Killer mom awaiting jury's decision
 
By TRACY McLAUGHLIN, QMI Agency

November 13, 2010


Elaine Campione poses for a picture with Serena, left, and Sophia, right, at a women's shelter in 2005

TORONTO - After more than three days, a jury continues to deliberate over the fate of a Barrie, Ont., mother charged with the first-degree murder of her two daughters.

As Elaine Campione sits quietly in the cells at the Barrie courthouse, north of Toronto, her mother and father silently pace the hallways.

Campione, 35, is charged in the murders of Serena, 3 and Sophia, 1, who were drowned in a bathtub Oct, 2, 2006.

While the mother admits she drowned her daughters, her lawyer argues that she was mentally ill at the time and is not criminally responsible.

This jury has a daunting task. While in most criminal trials, a jury must decide the guilt or innocence of an accused person based on whether or not they committed the crime, these jurors must try to crawl inside the mind of Campione to figure out her mental state.

Throughout the trial the jury has watched the troubling home video, taken by Campione, that shows baby Sophia splashing and kicking her chubby legs in the bathtub, happily smiling at the camera, just moments before she is drowned.


 

The camera abruptly pans to Serena, colouring in a book. Again the camera is shut off. About 45 minutes later, the camera is turned on again, and Campione sits in front of it, alone, telling her husband that the children are dead.

"There, are you happy now?" she asks him, as she blames him for beating her, blames him for not letting her take their children to live in her hometown in New Brunswick, and blames him for driving her to kill their children.

"You want to visit them? ... you can visit them in their caskets."

She also tells him that she, too, meant to die, but the overdose of pills didn't work.

Crown prosecutor Enno Meijers has suggested that the video was not meant for the jury or police, but that it was a revenge message meant for her husband who would come looking for her when she didn't show up for a child custody battle in court that week.

He told the jury that while Campione must have been mentally unstable, she knew "exactly" what she was doing when she held her children's heads under water.

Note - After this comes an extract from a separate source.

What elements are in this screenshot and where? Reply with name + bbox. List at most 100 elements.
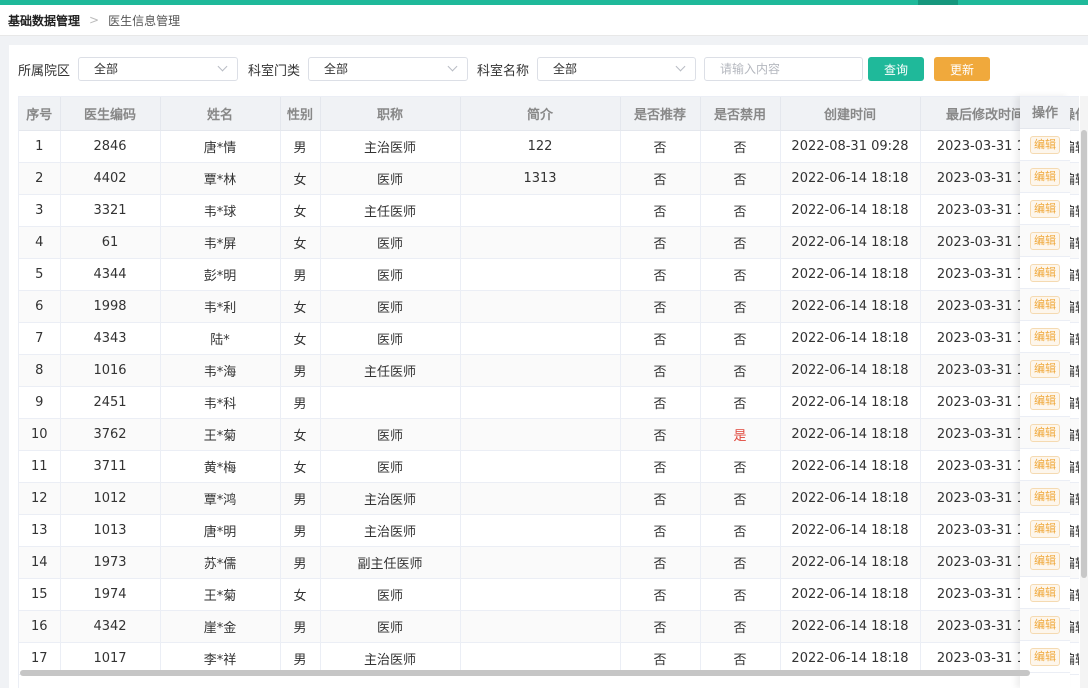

"Imagine holding a squirming child's head under the water for two minutes?" he said to the jury. "Then imagine doing it again ... that's plenty of time to change your mind."

In contrast, Campione's defence lawyer, Mary Cremer, pleaded with the jury to understand that Campione was a mentally ill woman who lived in such terror of her violent, abusive husband that she was driven into a psychotic, delusional state where she believed the only safe place for her and her children was in heaven.

"Mental illness, when it hits, when it strikes you, it deprives you of your ability to be rational," Cremer told the jury.

She painted a picture of a distressed woman who went from psychiatrist to psychiatrist in a desperate search for help but was largely ignored.

If the jury finds that Campione was mentally ill, that is not enough, the judge explained in his charge.

Many people who are mentally ill are charged with criminal offences.

Rather, to fit under a not-criminally-responsible verdict, the jury must find that Campione was so mentally ill that she could not understand or appreciate the act of drowning the children.

Or the jury could find that even if she understood the drowning, it must find that she did not appreciate that it was legally and morally wrong.

Psychiatrists testified Campione did indeed suffer from depression and anxiety, with traits of psychosis and borderline personality disorder.

The psychiatrist for the defence testified he believed Campione thought she was performing an "altruistic" killing - to put them in a better and safer place.

But the psychiatrist for the Crown testified she appeared to have killed her children out of anger toward her husband and did not show any fear for the safety of her children in the months, days, even moments, before she killed them.

As the jurors deliberate, the waiting has seemed unbearable for Campione's mother, who at times closes her eyes and leans against the wall. Many times throughout this troubling trial she fell weeping into her husband's arms.

The children's father, Leo Campione, has never come to the trial. He was at one time charged with assaulting his wife and slapping Serena when the family was still together.

After they separated, he completed an anger management program where his counsellor wrote that he was "struggling to deal with his wife's extreme jealousy."

But his charges were dropped when the mother - the only witness - was charged with murdering his daughters.

Only once, when his estranged wife was first arrested, did he sit in the back of the courtroom but he never returned.

"I can't come back," he said at that time. "She took my beautiful girls away ... I can't bear to even look at her face."